Missouri’s most populous county and more than 250 city governments around the Show-Me State won’t have to repay AT&T customers who said the wireless carrier improperly collected Internet access taxes, a federal judge has ruled.

The decision comes after years of legal disputes between the governments, and AT&T and its customers, the Columbia (Mo.) Tribune reported. The class-action lawsuit sought millions of dollars for AT&T surcharges that the plaintiffs said were used to pay an illegal tax.

Wireless carriers didn’t collect business-license taxes until 2008, when the operators were required to pay a lump sum for back taxes and begin collecting taxes on receipts from telecommunications services after a settlement between local governments and the wireless providers; however, Internet-access revenue was excluded from the list of taxable services because of a federal law that bars taxes on online access.
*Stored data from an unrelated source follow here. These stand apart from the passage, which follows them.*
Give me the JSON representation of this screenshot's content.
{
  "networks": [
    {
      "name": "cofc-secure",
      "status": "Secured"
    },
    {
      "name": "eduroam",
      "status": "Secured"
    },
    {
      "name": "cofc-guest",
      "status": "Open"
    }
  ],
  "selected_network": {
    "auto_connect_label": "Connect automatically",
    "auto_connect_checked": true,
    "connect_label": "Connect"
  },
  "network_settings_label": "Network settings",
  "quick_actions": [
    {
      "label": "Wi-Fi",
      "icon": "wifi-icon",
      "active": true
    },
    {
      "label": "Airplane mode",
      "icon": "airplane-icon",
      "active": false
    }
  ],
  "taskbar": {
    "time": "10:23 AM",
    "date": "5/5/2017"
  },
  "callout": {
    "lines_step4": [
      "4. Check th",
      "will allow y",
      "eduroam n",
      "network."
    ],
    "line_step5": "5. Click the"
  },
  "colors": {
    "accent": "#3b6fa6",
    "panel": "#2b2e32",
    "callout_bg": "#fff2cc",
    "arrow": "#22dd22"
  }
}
But AT&T collected money for the settlement based on all of its revenue, including Internet access, the court said. After its customers sued the company, the carrier reached an agreement with them in 2010 and stopped taxing Internet access.

The local governments refused to give refunds to AT&T, so its customers filed suit to collect the money directly. The judge ruled in the governments’ favor, though, saying the local governments simply collected money given to them in error. Furthermore, the plaintiffs simply didn’t prove that the governments were responsible for their loss.

The court ruled the payments were not a tax and therefore not an illegal collection of Internet service taxes because AT&T paid the governments as part of a settlement agreement.